SPI Solar O&M Insights

September 22, 2015

U.S. O&M budgets need more funds, says SPI session

This article originally appeared in Solar Power World Magazine.

During the educational session “Reports from the Field: O&M Challenges from Residential, Commercial and Utility Scale Leaders” at Solar Power International 2015, the common issue shared between panelists and audience members was that there is not enough money budgeted for operations and maintenance on U.S. solar projects.

Session presenters David Blittersdorf (President /CEO, AllEarth Renewables), Vassilis Papaeconomou (Managing Director, Alectris) and Joe Kastner (Chief Operating Officer, Radian Generation).

Session presenters David Blittersdorf (President /CEO, AllEarth Renewables), Vassilis Papaeconomou (Managing Director, Alectris) and Joe Kastner (Chief Operating Officer, Radian Generation).
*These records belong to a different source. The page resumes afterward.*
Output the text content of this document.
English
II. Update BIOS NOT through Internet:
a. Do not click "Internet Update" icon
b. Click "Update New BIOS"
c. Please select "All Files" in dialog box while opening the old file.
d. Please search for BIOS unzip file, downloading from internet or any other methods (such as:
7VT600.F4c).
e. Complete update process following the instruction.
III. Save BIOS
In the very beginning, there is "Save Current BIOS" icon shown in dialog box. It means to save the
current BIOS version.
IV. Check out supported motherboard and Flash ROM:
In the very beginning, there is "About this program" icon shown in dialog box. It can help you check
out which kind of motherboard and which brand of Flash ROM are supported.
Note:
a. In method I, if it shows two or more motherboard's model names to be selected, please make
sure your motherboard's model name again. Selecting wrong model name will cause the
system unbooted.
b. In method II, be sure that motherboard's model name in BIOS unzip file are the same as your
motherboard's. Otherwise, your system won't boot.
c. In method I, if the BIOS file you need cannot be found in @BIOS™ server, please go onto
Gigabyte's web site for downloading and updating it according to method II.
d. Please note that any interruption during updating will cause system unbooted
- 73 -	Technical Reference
“The first three years [of an operating solar array] are generally peaceful,” said panelist Vassilis Papaeconomou, managing director of Alectris. “Due to the fact that maintenance is underestimated, budgets for later years are very small.”

Most maintenance tasks pop up further down the line, when budgets are even thinner. Joe Kastner, COO at Radian Generation, found that the large majority of maintenance calls is for inverters, and if the manufacturer is out of business, O&M costs can be even higher. That’s why Kastner said contingency plans must be in place, because warranties and guarantees aren’t enough. Asking the customer, “How fast do I need to respond to problems?”, helps the asset manager/O&M provider plan for what verifies the cost of a truck-roll.

Papaeconomou said while the United States underestimates O&M costs, Europe overestimates and has a healthy market.

“The U.S. O&M market is skin and bones,” he said. That needs to change with the influx of projects coming online and eventually needing maintenance in later years.